Он кивнул, глядя, как я встаю – плавно, будто тень, скользящая по стене. Дверь захлопнулась, а в комнате ещё долго витал запах её духов – сладкий, тяжёлый, как яд в пустой бутылке из-под виски.


***


– Если ты хочешь почитать, то я дам тебе его. Но при одном условии – если ты попытаешься совершить хоть одну попытку суицида, я сожгу дневник. Страница за страницей. – Евгения говорила медленно, будто вбивала гвозди в крышку гроба. Её пальцы сжали дневник, оставляя вмятины на кожаном переплёте. – Ты меня понимаешь? Кивни.

Серафим замер. Его глаза, мутные от лекарств, впились в неё – два кинжала, ржавых, но всё ещё острых. Кивок был почти незаметен – мышцы шеи дёрнулись, как струны под пальцами безумного скрипача.

– Хорошо. – Она шагнула ближе, чувствуя запах его пота и лекарств, смешанный с больничной антисептикой. – Ты думаешь, я шучу? – Её голос упал до шёпота, но в нём звенела сталь. – Ты знаешь, что там написано. О твоей матери. О том, как он её… – Она не договорила. Не нужно. Его лицо исказилось, будто её слова впились в него клещами.

Серафим зарычал. Звук вырвался из горла, глухой и звериный. Руки в смирительной рубашке дёрнулись, натягивая ткань. Евгения усмехнулась.

– Да. Именно. Он писал о тебе. О том, как ты не родился. Как он ненавидел себя за это. За то, что не смог… – Она наклонилась, почти касаясь его уха губами. – Ты хочешь знать правду? Или предпочтёшь сдохнуть, как крыса, даже не узнав, кем был твой отец?

Он замер. Даже дыхание остановилось. В этой тишине Евгения слышала, как бьётся его сердце – быстро, как метроном, отсчитывающий последние секунды до взрыва.

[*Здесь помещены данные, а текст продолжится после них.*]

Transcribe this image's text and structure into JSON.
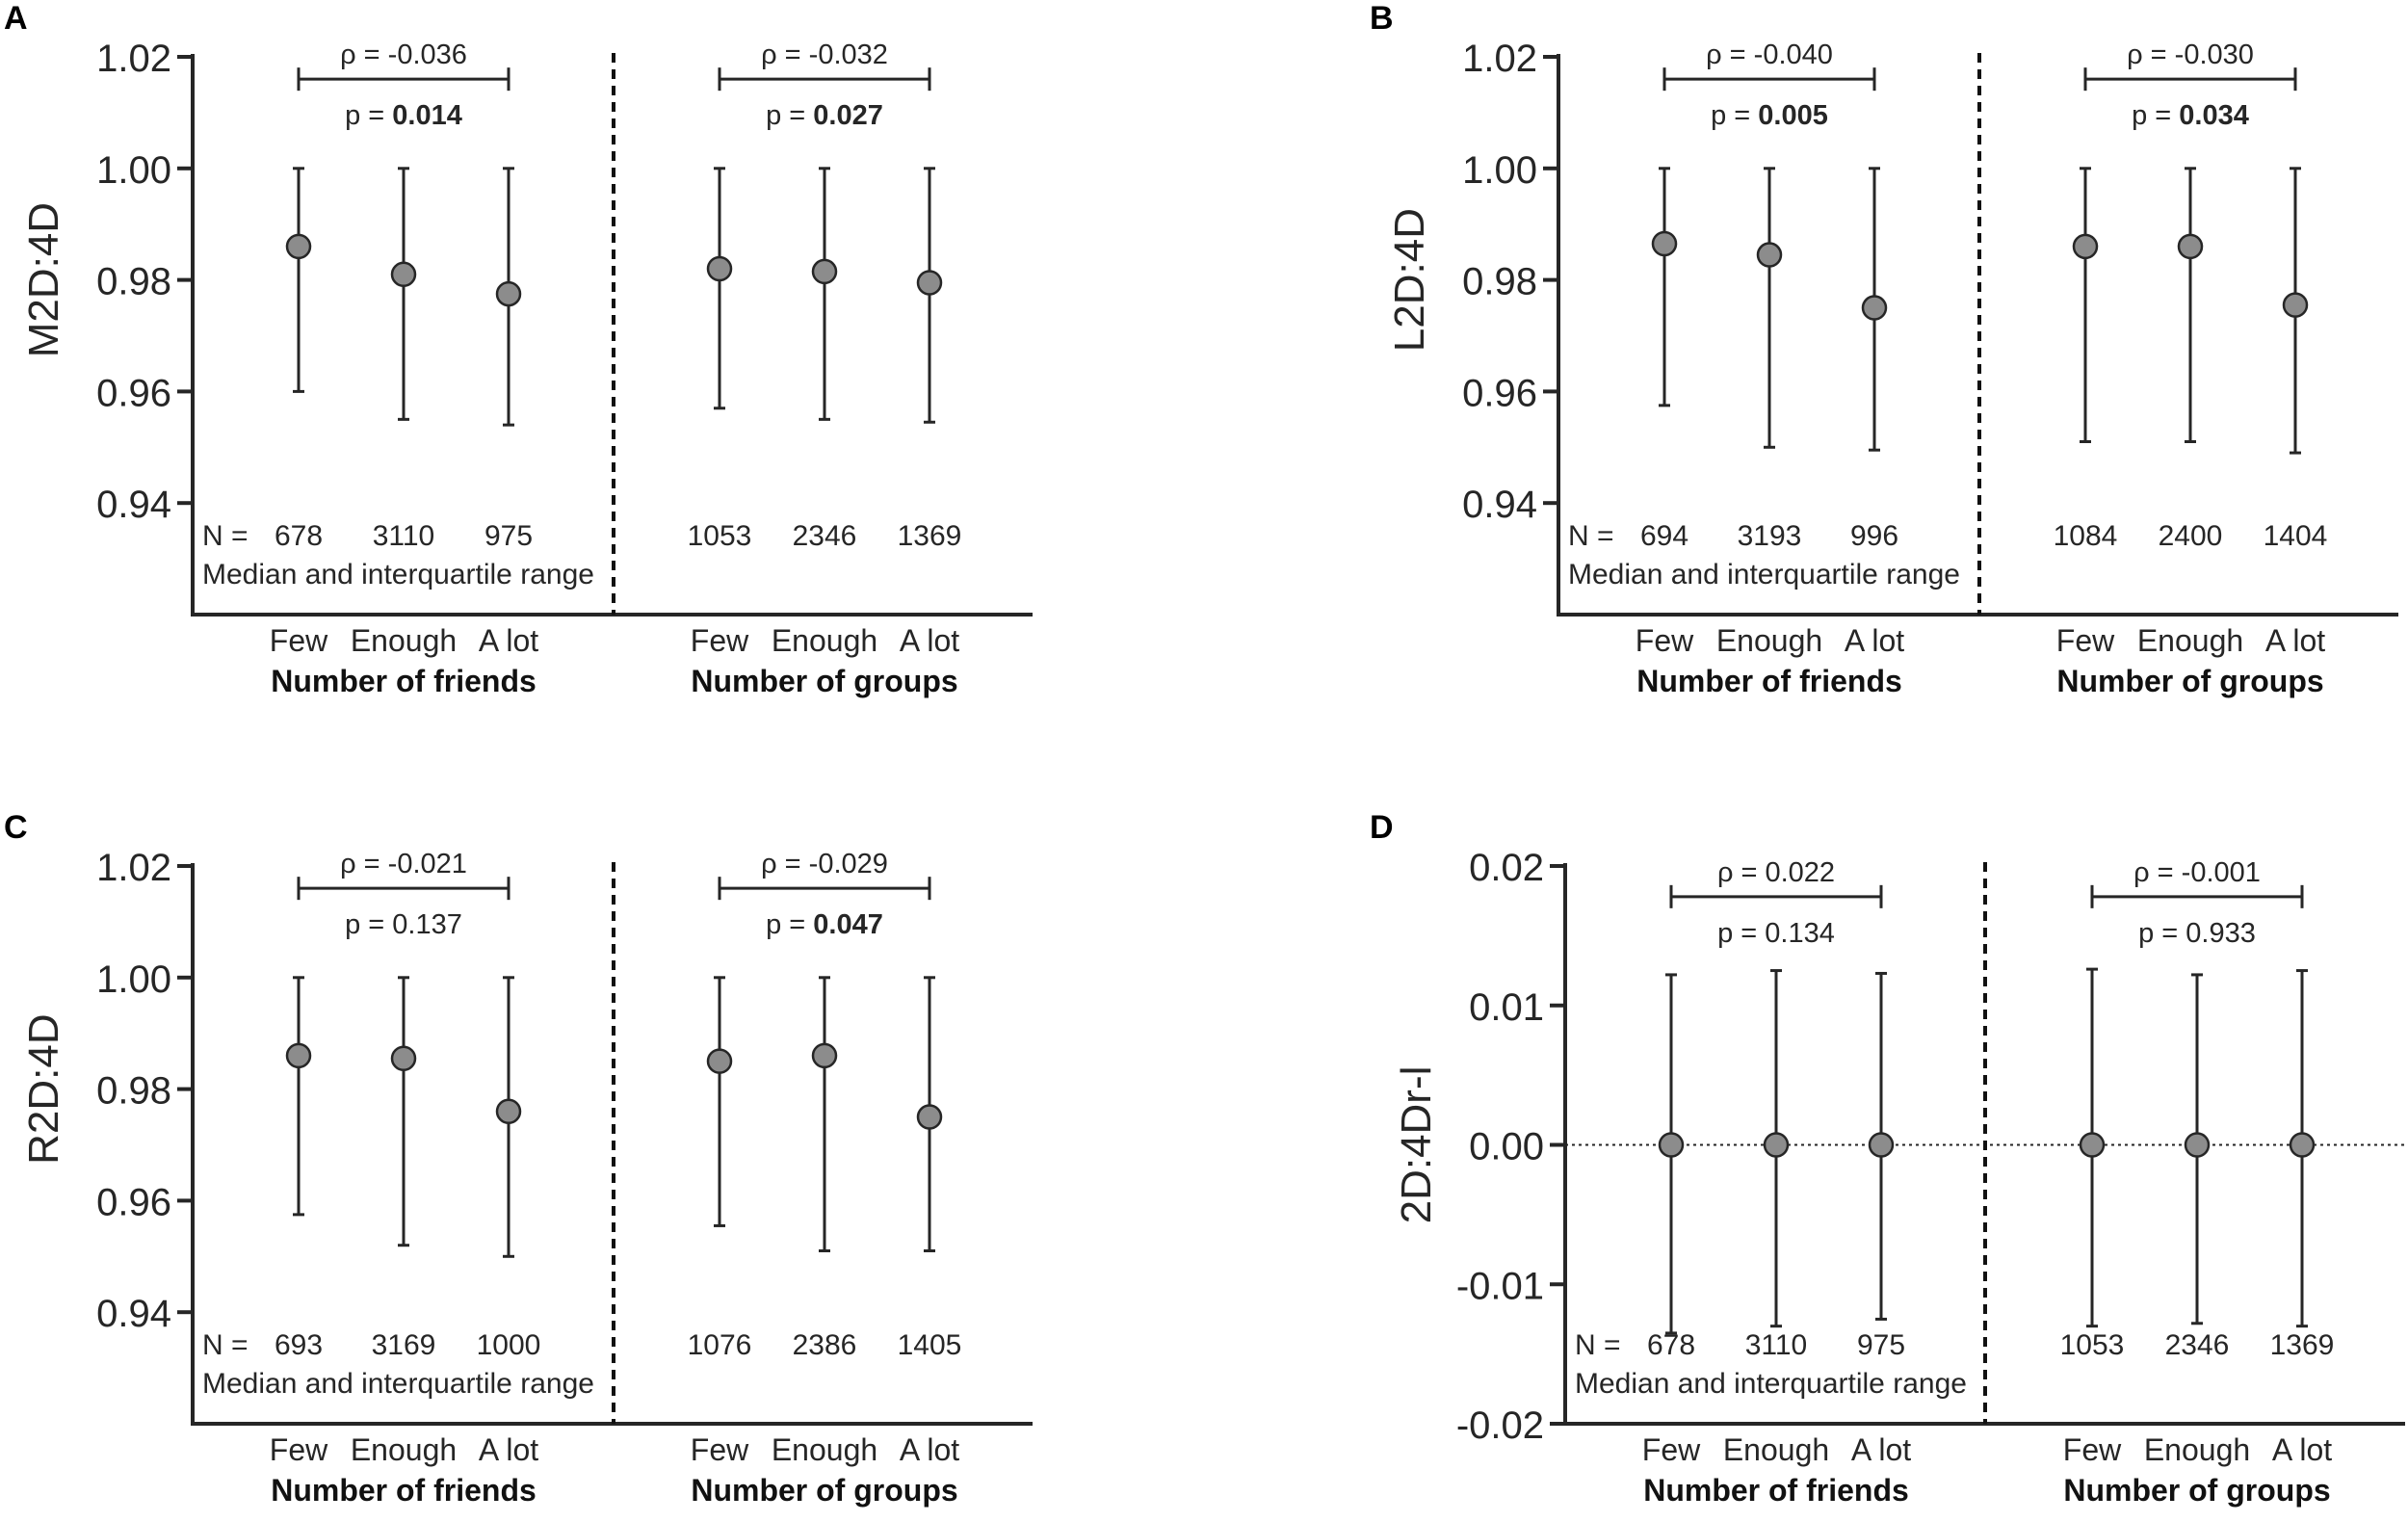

– Вот и договорились, – прошептала она, кладя дневник на край стола. – Живи. Читай. А если сорвёшься… – Она не закончила. Выйдя из палаты, кивнула врачу: – Снимите кляп. Но ремни оставьте. Пусть почувствует вкус свободы. На секунду.

А потом добавила, уже про себя: “Или это будет самая жестокая пытка”.


***


– … суицида, то навсегда останешься здесь, так и не узнав, что о тебе думал отец. – Голос Евгении звучит как отдалённый гром, а мои мысли – вязкая лужа, в которой тонут слова. После препаратов даже думать тяжело, но этот дневник… Он стал соломинкой, за которую я впился зубами, как утопающий.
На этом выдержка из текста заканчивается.